In 1911, he wrote a fairly successful book, Where the Money Grows and Anatomy of the Bubble. In 1916, at the age of 38, Garrett became the executive editor of the New York Tribune, after having worked as a financial writer for The New York Times, the Saturday Evening Post, and The Wall Street Journal. From 1920 to 1933, his primary focus was on writing books.
Between 1920 and 1932 Garrett wrote eight books, including The American Omen in 1928 and A Bubble That Broke the World in 1932.

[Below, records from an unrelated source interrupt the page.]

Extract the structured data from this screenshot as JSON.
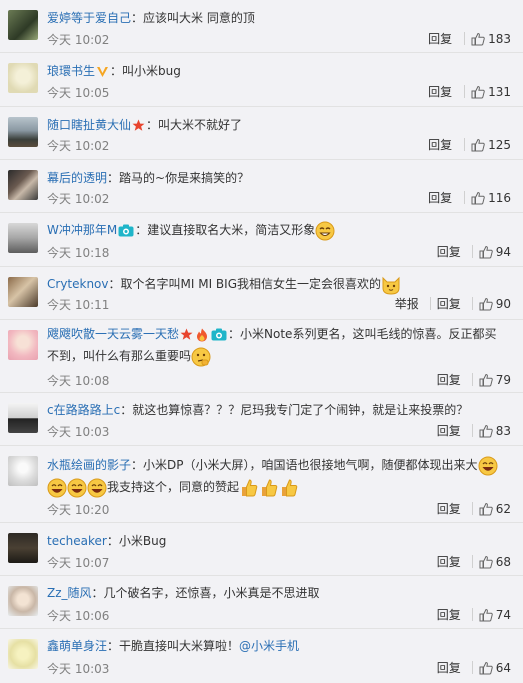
{
  "comments": [
    {
      "name": "爱婷等于爱自己",
      "text": "应该叫大米 同意的顶",
      "time": "今天 10:02",
      "reply": "回复",
      "likes": "183"
    },
    {
      "name": "琅環书生",
      "text": "叫小米bug",
      "time": "今天 10:05",
      "reply": "回复",
      "likes": "131"
    },
    {
      "name": "随口瞎扯黄大仙",
      "text": "叫大米不就好了",
      "time": "今天 10:02",
      "reply": "回复",
      "likes": "125"
    },
    {
      "name": "幕后的透明",
      "text": "踏马的~你是来搞笑的？",
      "time": "今天 10:02",
      "reply": "回复",
      "likes": "116"
    },
    {
      "name": "W冲冲那年M",
      "text": "建议直接取名大米，简洁又形象",
      "time": "今天 10:18",
      "reply": "回复",
      "likes": "94"
    },
    {
      "name": "Cryteknov",
      "text": "取个名字叫MI MI BIG我相信女生一定会很喜欢的",
      "time": "今天 10:11",
      "report": "举报",
      "reply": "回复",
      "likes": "90"
    },
    {
      "name": "飕飕吹散一天云雾一天愁",
      "text_a": "小米Note系列更名，这叫毛线的惊喜。反正都买",
      "text_b": "不到，叫什么有那么重要吗",
      "time": "今天 10:08",
      "reply": "回复",
      "likes": "79"
    },
    {
      "name": "c在路路路上c",
      "text": "就这也算惊喜？？？尼玛我专门定了个闹钟，就是让来投票的？",
      "time": "今天 10:03",
      "reply": "回复",
      "likes": "83"
    },
    {
      "name": "水瓶绘画的影子",
      "text_a": "小米DP（小米大屏），咱国语也很接地气啊，随便都体现出来大",
      "text_b": "我支持这个，同意的赞起",
      "time": "今天 10:20",
      "reply": "回复",
      "likes": "62"
    },
    {
      "name": "techeaker",
      "text": "小米Bug",
      "time": "今天 10:07",
      "reply": "回复",
      "likes": "68"
    },
    {
      "name": "Zz_随风",
      "text": "几个破名字，还惊喜，小米真是不思进取",
      "time": "今天 10:06",
      "reply": "回复",
      "likes": "74"
    },
    {
      "name": "鑫萌单身汪",
      "text": "干脆直接叫大米算啦！",
      "mention": "@小米手机",
      "time": "今天 10:03",
      "reply": "回复",
      "likes": "64"
    }
  ]
}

In 1953, Garrett published The People's Pottage (later republished as The Burden of Empire and more recently as Ex America: the 50th Anniversary of the People's Pottage), which consisted of 3 essays: "The Revolution Was", "Ex America" and "The Rise of Empire"). Through these works, he questioned the aftermath of the Roosevelt administration and its impact on American society. In these works, he coined a phrase for a revolutionary methodology used by conservative thinking to understand the transformation of the old culture/regime: "revolution within the form."